The Unicode stacking diacritics now work with all major software on Macintosh and Windows and all new YNLC materials use Unicode. Persons wishing to produce new materials in Yukon Languages are encouraged to use Unicode with the YNLC keyboard layouts. YNLC and others may however still need to use the Legacy Fonts and Keyboard Layout to modify or update older materials. The fonts can be used on PC but there is no PC keyboard layout available. Characters on PC can be entered using, for example, the Insert Symbol function in MS Word.

The downloadable file, ynlclegacy.zip contains two TrueType fonts, YNLC Legacy, and YNLC Legacy Sans, as well as the Painless Keyboard. Keyboarding instructions are in painlesslayout.pdf.

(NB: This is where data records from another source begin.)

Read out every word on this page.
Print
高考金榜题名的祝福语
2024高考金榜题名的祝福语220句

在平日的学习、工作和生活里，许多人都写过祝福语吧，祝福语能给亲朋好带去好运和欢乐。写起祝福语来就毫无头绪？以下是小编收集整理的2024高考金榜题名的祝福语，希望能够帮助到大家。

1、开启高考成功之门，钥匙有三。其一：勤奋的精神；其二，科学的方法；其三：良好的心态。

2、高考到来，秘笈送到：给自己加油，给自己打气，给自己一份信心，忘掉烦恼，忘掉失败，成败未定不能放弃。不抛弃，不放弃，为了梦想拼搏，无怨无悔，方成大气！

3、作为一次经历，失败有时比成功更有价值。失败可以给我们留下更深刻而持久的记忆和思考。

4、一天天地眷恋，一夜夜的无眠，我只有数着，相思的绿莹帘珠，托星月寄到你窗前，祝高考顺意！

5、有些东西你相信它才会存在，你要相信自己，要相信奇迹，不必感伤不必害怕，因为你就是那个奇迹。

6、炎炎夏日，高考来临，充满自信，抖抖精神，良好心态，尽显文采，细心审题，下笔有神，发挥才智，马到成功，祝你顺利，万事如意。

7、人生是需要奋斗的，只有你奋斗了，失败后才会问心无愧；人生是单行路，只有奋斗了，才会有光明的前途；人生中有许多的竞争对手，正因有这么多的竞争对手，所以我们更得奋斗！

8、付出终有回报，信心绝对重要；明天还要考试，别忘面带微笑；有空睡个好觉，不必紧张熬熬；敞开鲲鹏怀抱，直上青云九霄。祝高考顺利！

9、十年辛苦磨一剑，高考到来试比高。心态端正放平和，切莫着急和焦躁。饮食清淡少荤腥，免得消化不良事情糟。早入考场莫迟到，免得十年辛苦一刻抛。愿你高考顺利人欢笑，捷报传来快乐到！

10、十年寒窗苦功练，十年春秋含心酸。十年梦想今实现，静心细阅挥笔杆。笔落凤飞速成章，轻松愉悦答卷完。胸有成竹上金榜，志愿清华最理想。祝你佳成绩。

This package only works with System OS X 10.2 or higher. After downloading and unarchiving ynlclegacy.zip put the font files, YNLC Legacy and YNLC Legacy Sans, in /Library/Fonts, and put the keyboard files, Painless.keylayout and Painless.icns, in /Library/Keyboard Layouts. Log out and back in, or restart. To activate the keyboard use the instructions on the Macintosh Install section above substituting Painless for YNLCkey.

To make a document, you need to select both font and keyboard before typing.